The situation, however, is more complex because carcinomas do metastasize in lymphomatous nodes, perhaps overcoming the resistance offered by pre-existing lymphoma cells through complex interactions [10].

Dy et al. reported 9 women who underwent axillary SLN surgery for breast cancer and had a diagnosis of lymphoproliferative disease. Both positive and negative SLNs were accurately indentified. They postulated that the false-negative case presented by Benoit et al. could have been the result of the known 7.3–8.4% percent false-negative rate associated with SLN surgery [4].

It also has been suggested that lymphatic channels of the node could remain at least partially patent to allow carcinoma metastasis. In this setting, we believe that the understanding of lymph-node architecture is vital to establish how B cell lymphomas may affect the lymphatic drain, and therefore the SLN.

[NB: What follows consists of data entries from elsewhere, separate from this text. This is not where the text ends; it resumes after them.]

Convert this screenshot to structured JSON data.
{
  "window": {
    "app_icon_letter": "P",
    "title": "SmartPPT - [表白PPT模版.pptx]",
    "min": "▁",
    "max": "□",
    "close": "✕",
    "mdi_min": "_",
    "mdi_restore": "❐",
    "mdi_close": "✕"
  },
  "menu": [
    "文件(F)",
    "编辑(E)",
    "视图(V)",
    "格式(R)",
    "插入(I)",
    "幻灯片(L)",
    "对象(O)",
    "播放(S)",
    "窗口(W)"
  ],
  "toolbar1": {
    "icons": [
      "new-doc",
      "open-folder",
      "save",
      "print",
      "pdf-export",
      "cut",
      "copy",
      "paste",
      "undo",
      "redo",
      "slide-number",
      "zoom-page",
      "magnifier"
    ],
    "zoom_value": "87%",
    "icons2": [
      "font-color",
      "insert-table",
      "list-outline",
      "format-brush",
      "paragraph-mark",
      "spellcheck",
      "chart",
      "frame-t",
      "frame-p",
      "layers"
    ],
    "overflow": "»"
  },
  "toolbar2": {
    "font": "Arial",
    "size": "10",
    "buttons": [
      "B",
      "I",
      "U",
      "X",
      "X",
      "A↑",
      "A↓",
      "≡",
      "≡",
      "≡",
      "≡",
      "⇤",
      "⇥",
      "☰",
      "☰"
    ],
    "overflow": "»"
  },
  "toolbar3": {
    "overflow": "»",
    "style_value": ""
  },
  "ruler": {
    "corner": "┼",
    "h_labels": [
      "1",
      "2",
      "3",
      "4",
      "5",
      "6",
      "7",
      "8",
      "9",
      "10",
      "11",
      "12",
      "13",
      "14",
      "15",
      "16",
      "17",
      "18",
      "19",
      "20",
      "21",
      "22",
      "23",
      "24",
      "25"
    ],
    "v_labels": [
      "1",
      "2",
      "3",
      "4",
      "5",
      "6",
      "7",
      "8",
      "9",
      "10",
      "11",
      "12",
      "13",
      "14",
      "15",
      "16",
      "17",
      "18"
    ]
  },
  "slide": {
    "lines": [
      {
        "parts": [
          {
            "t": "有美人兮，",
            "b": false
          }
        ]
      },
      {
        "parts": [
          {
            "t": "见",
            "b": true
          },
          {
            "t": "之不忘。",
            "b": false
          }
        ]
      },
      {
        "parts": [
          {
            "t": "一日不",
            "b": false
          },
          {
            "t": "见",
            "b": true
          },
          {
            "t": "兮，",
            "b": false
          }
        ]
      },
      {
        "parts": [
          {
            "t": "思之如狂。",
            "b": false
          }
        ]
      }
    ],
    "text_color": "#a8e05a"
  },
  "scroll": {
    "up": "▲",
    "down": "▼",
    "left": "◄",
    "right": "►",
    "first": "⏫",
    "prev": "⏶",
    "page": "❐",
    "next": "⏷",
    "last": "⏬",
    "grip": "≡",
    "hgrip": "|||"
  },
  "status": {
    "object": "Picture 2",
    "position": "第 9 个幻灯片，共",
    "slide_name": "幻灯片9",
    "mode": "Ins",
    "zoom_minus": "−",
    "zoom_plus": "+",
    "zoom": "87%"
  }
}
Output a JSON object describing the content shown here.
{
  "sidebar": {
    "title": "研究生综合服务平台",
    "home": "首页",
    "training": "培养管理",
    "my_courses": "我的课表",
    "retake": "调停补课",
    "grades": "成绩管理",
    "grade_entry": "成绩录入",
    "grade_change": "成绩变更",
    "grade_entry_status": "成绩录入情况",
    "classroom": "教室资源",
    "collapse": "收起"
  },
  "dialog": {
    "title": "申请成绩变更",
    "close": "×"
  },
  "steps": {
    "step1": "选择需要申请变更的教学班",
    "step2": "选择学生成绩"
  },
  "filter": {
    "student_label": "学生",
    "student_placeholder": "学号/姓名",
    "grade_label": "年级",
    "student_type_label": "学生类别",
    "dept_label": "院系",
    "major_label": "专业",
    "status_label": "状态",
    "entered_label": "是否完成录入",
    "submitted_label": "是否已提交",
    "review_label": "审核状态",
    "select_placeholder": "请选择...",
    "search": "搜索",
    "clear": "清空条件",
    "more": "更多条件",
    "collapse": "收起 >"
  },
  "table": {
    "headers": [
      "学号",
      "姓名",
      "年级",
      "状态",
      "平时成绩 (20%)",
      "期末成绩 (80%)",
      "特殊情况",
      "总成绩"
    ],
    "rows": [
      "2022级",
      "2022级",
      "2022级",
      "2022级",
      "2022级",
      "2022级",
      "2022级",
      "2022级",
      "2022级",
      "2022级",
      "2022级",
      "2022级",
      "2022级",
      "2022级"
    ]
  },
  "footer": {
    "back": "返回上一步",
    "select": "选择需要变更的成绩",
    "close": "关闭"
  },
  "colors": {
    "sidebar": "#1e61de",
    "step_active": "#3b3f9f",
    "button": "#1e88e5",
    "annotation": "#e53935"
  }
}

B cell lymphomas, such as small lymphocytic lymphoma and follicular lymphoma, rises from the follicular and marginal zones, with CD20 and CD23 antigen expression. The pathognomonic histological finding of a small lymphocytic lymphoma is the presence of lymphoid cell clusters, taking shape as pseudo-follicles or proliferative centers, all of these outside the nodal sinuses, maintaining the lymph-node capability of draining. Other kinds of lymphomas, such as lymphoblastic lymphoma, plasmocytoma, or Waldeström disease, arise from the medullar part of the lymph-node. The augmentation of the medullar layer produces an obstruction in the lymphatic drainage [11].

Conclusions

We postulate that SLN drainage could not be impaired in the presence of small lymphocytic lymphoma in the axillary lymph nodes, allowing performance of SLNB in patients with early-stage breast carcinoma and no evidence of metastatic disease in the axillary lymph nodes. However, hematological assessment would be imperative to establish the immunohistochemical type of lymphoma in these patients. Additional studies are needed to confirm that concurrent SLL does not preclude the use of SLN surgery for staging of breast cancer.